Crystal Feimster is an associate professor in the departments of African American Studies and History, and in the programs of American Studies and Women’s, Gender, and Sexuality Studies. Professor Feimster, a native of North Carolina, is a historian of 19th and 20th century African American history, U.S. Women’s history, and the American South. Her research on racial and sexual violence bridges the fields of social and political history to shed light on long-obscured aspects of the American past. Exploring absences and asymmetries of evidence in the archival record, she draws on the resources of gender studies, critical race theory, literary scholarship, and psychoanalysis to analyze some of the most elusive and traumatic facets of human experience.
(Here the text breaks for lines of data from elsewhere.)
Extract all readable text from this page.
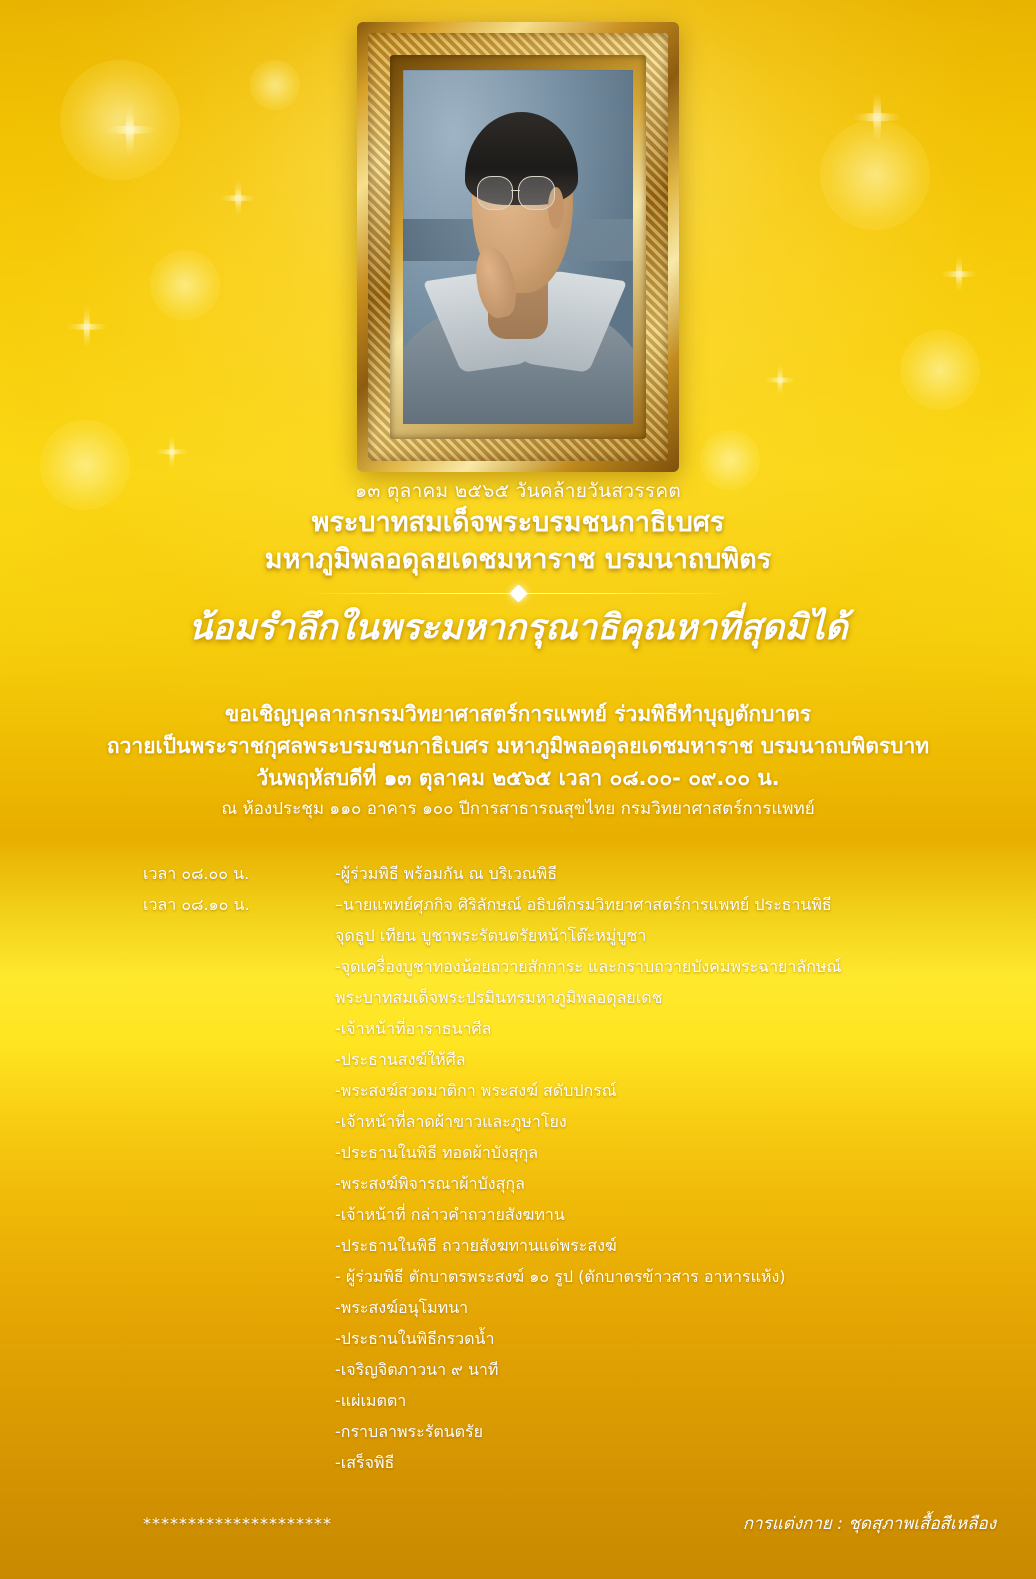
๑๓ ตุลาคม ๒๕๖๕ วันคล้ายวันสวรรคต
พระบาทสมเด็จพระบรมชนกาธิเบศร
มหาภูมิพลอดุลยเดชมหาราช บรมนาถบพิตร
น้อมรำลึกในพระมหากรุณาธิคุณหาที่สุดมิได้
ขอเชิญบุคลากรกรมวิทยาศาสตร์การแพทย์ ร่วมพิธีทำบุญตักบาตร
ถวายเป็นพระราชกุศลพระบรมชนกาธิเบศร มหาภูมิพลอดุลยเดชมหาราช บรมนาถบพิตรบาท
วันพฤหัสบดีที่ ๑๓ ตุลาคม ๒๕๖๕ เวลา ๐๘.๐๐- ๐๙.๐๐ น.
ณ ห้องประชุม ๑๑๐ อาคาร ๑๐๐ ปีการสาธารณสุขไทย กรมวิทยาศาสตร์การแพทย์
เวลา ๐๘.๐๐ น.	-ผู้ร่วมพิธี พร้อมกัน ณ บริเวณพิธี
เวลา ๐๘.๑๐ น.	–นายแพทย์ศุภกิจ ศิริลักษณ์ อธิบดีกรมวิทยาศาสตร์การแพทย์ ประธานพิธี
จุดธูป เทียน บูชาพระรัตนตรัยหน้าโต๊ะหมู่บูชา
-จุดเครื่องบูชาทองน้อยถวายสักการะ และกราบถวายบังคมพระฉายาลักษณ์
พระบาทสมเด็จพระปรมินทรมหาภูมิพลอดุลยเดช
-เจ้าหน้าที่อาราธนาศีล
-ประธานสงฆ์ให้ศีล
-พระสงฆ์สวดมาติกา พระสงฆ์ สดับปกรณ์
-เจ้าหน้าที่ลาดผ้าขาวและภูษาโยง
-ประธานในพิธี ทอดผ้าบังสุกุล
-พระสงฆ์พิจารณาผ้าบังสุกุล
-เจ้าหน้าที่ กล่าวคำถวายสังฆทาน
-ประธานในพิธี ถวายสังฆทานแด่พระสงฆ์
- ผู้ร่วมพิธี ตักบาตรพระสงฆ์ ๑๐ รูป (ตักบาตรข้าวสาร อาหารแห้ง)
-พระสงฆ์อนุโมทนา
-ประธานในพิธีกรวดน้ำ
-เจริญจิตภาวนา ๙ นาที
-แผ่เมตตา
-กราบลาพระรัตนตรัย
-เสร็จพิธี
*********************	การแต่งกาย : ชุดสุภาพเสื้อสีเหลือง
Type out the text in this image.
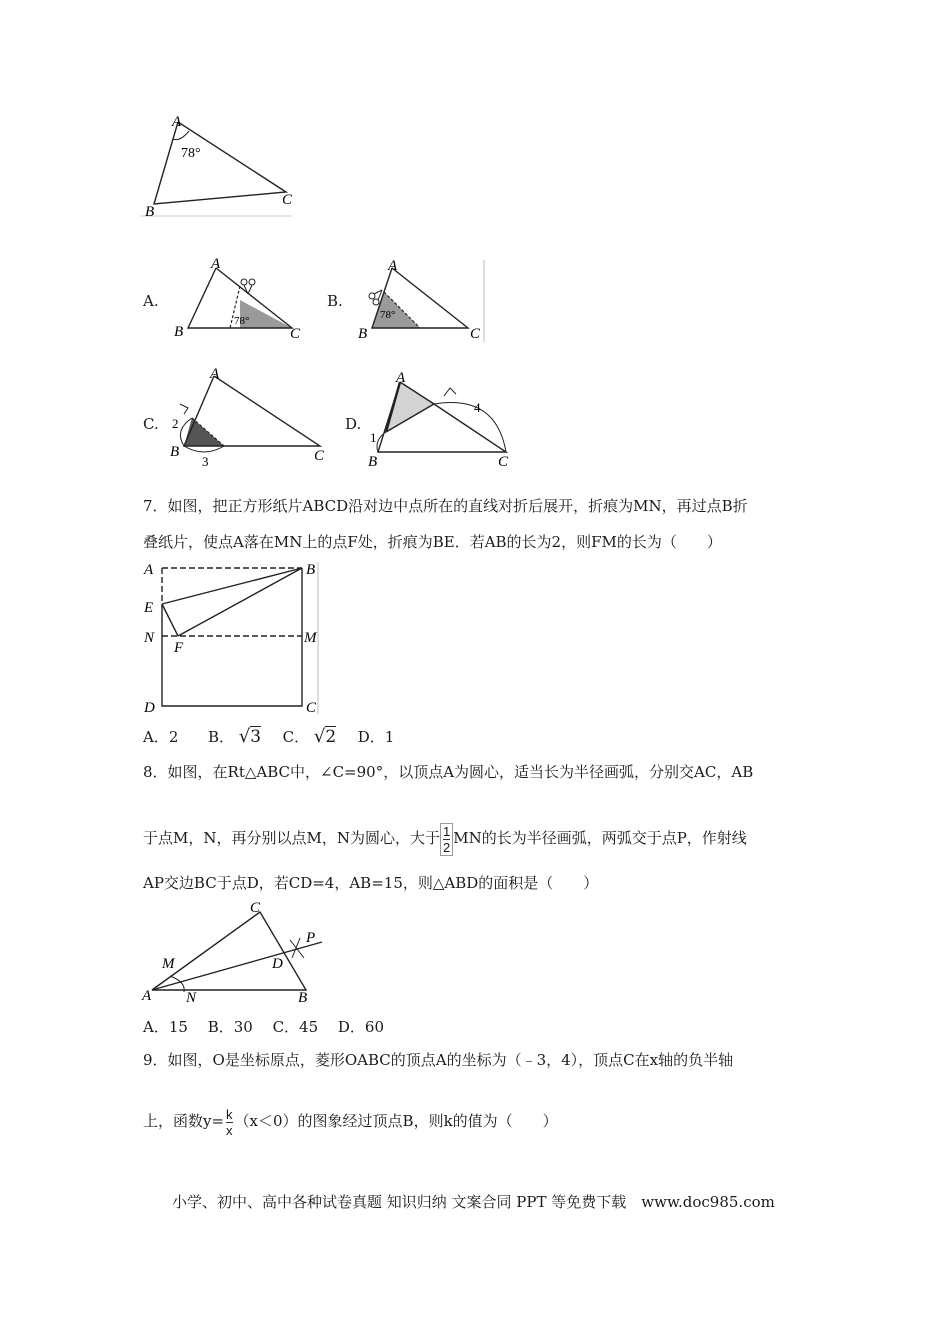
A
B
C
78°
A.
A
B	C
78°
B.
A
B	C
78°
C.
A
B	C
2
3
D.
A
B	C
1
4
7．如图，把正方形纸片ABCD沿对边中点所在的直线对折后展开，折痕为MN，再过点B折
叠纸片，使点A落在MN上的点F处，折痕为BE．若AB的长为2，则FM的长为（　　）
A	B
E
N
F
M
D	C
A．2 B． √3 C． √2 D．1
8．如图，在Rt△ABC中，∠C=90°，以顶点A为圆心，适当长为半径画弧，分别交AC，AB
于点M，N，再分别以点M，N为圆心，大于 $\frac{1}{2}$ MN的长为半径画弧，两弧交于点P，作射线
AP交边BC于点D，若CD=4，AB=15，则△ABD的面积是（　　）
C
P
D
M
A N	B
A．15　 B．30　 C．45　 D．60
9．如图，O是坐标原点，菱形OABC的顶点A的坐标为（﹣3，4），顶点C在x轴的负半轴
上，函数$y= \frac{k}{x} (x<0)$的图象经过顶点B，则k的值为（　　）
小学、初中、高中各种试卷真题 知识归纳 文案合同 PPT 等免费下载　www.doc985.com
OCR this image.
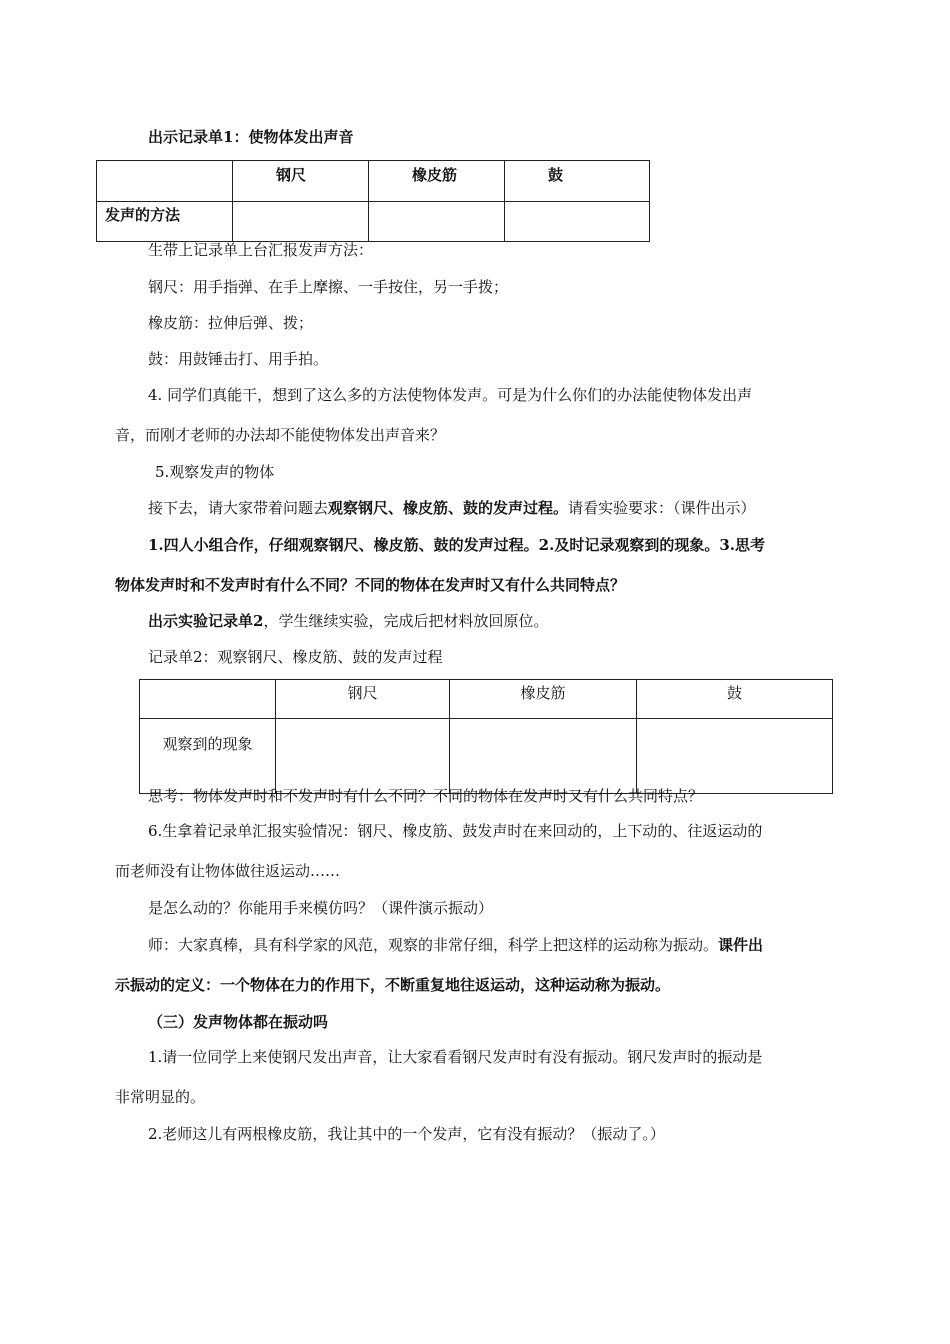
出示记录单1：使物体发出声音

	钢尺	橡皮筋	鼓
发声的方法			

生带上记录单上台汇报发声方法：

钢尺：用手指弹、在手上摩擦、一手按住，另一手拨；

橡皮筋：拉伸后弹、拨；

鼓：用鼓锤击打、用手拍。

4. 同学们真能干，想到了这么多的方法使物体发声。可是为什么你们的办法能使物体发出声

音，而刚才老师的办法却不能使物体发出声音来？

5.观察发声的物体

接下去，请大家带着问题去观察钢尺、橡皮筋、鼓的发声过程。请看实验要求：（课件出示）

1.四人小组合作，仔细观察钢尺、橡皮筋、鼓的发声过程。2.及时记录观察到的现象。3.思考

物体发声时和不发声时有什么不同？不同的物体在发声时又有什么共同特点？

出示实验记录单2，学生继续实验，完成后把材料放回原位。

记录单2：观察钢尺、橡皮筋、鼓的发声过程

	钢尺	橡皮筋	鼓
观察到的现象			

思考：物体发声时和不发声时有什么不同？不同的物体在发声时又有什么共同特点？

6.生拿着记录单汇报实验情况：钢尺、橡皮筋、鼓发声时在来回动的，上下动的、往返运动的

而老师没有让物体做往返运动……

是怎么动的？你能用手来模仿吗？（课件演示振动）

师：大家真棒，具有科学家的风范，观察的非常仔细，科学上把这样的运动称为振动。课件出

示振动的定义：一个物体在力的作用下，不断重复地往返运动，这种运动称为振动。

（三）发声物体都在振动吗

1.请一位同学上来使钢尺发出声音，让大家看看钢尺发声时有没有振动。钢尺发声时的振动是

非常明显的。

2.老师这儿有两根橡皮筋，我让其中的一个发声，它有没有振动？（振动了。）
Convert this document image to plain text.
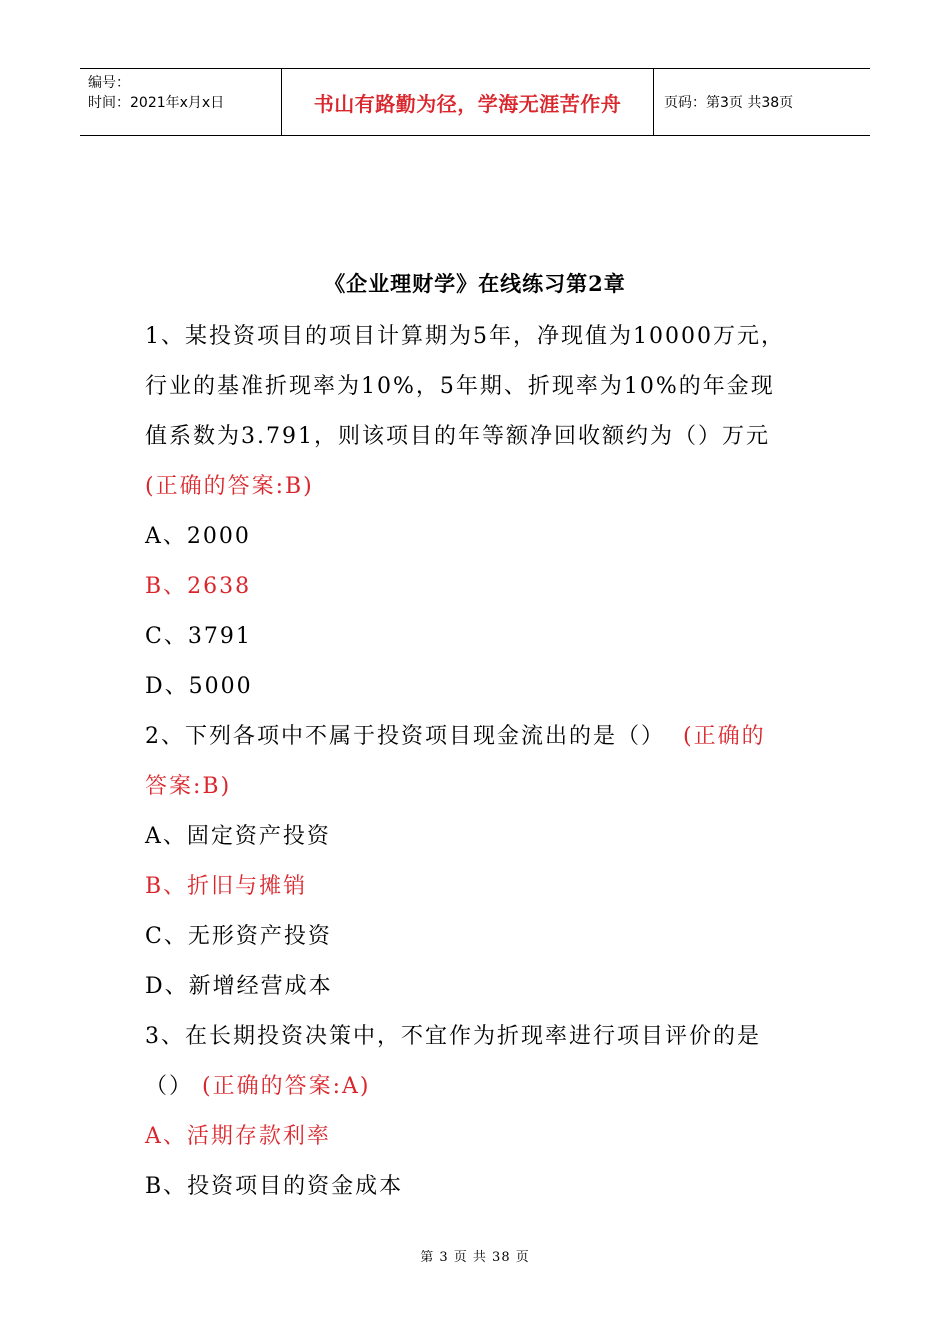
编号：
时间：2021年x月x日	书山有路勤为径，学海无涯苦作舟	页码：第3页 共38页
《企业理财学》在线练习第2章
1、某投资项目的项目计算期为5年，净现值为10000万元，
行业的基准折现率为10%，5年期、折现率为10%的年金现
值系数为3.791，则该项目的年等额净回收额约为（）万元
(正确的答案:B)
A、2000
B、2638
C、3791
D、5000
2、下列各项中不属于投资项目现金流出的是（） (正确的
答案:B)
A、固定资产投资
B、折旧与摊销
C、无形资产投资
D、新增经营成本
3、在长期投资决策中，不宜作为折现率进行项目评价的是
（） (正确的答案:A)
A、活期存款利率
B、投资项目的资金成本
第 3 页 共 38 页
Professor Feimster earned her Ph.D. in History from Princeton University and her B.A. in History and Women’s Studies from the University of North Carolina at Chapel Hill. She is the author of the prizewinning book, Southern Horrors: Women and the Politics of Rape and Lynching, and dozens of articles and book chapters. She has published essays in the New York Times, The Chronicle of Higher Education, and Slate. Professor Feimster is currently completing two book projects, Truth Be Told: The Battle for Freedom in Civil War Era Louisiana, and Uncivil: Sex and Violence in the Civil War South. Her research has been supported by the American Academy of Arts and Sciences, the Institute for Advanced Study, and other organizations.
Professor Feimster teaches well-subscribed courses on topics including the long civil rights movement, African American women’s history, critical race theory, and the women’s liberation movement. In recognition of her dedication to undergraduate and graduate teaching, Professor Feimster has received multiple awards, including the Poorvu Family Award for Interdisciplinary Teaching (2013), the Provost Teaching Award (2014), the Berkeley College Faculty Mentoring Prize (2015), the Afro-American Cultural Center’s Faculty Excellence Award in Teaching and Mentoring (2017), and the Graduate Mentoring Award in the Humanities (2018).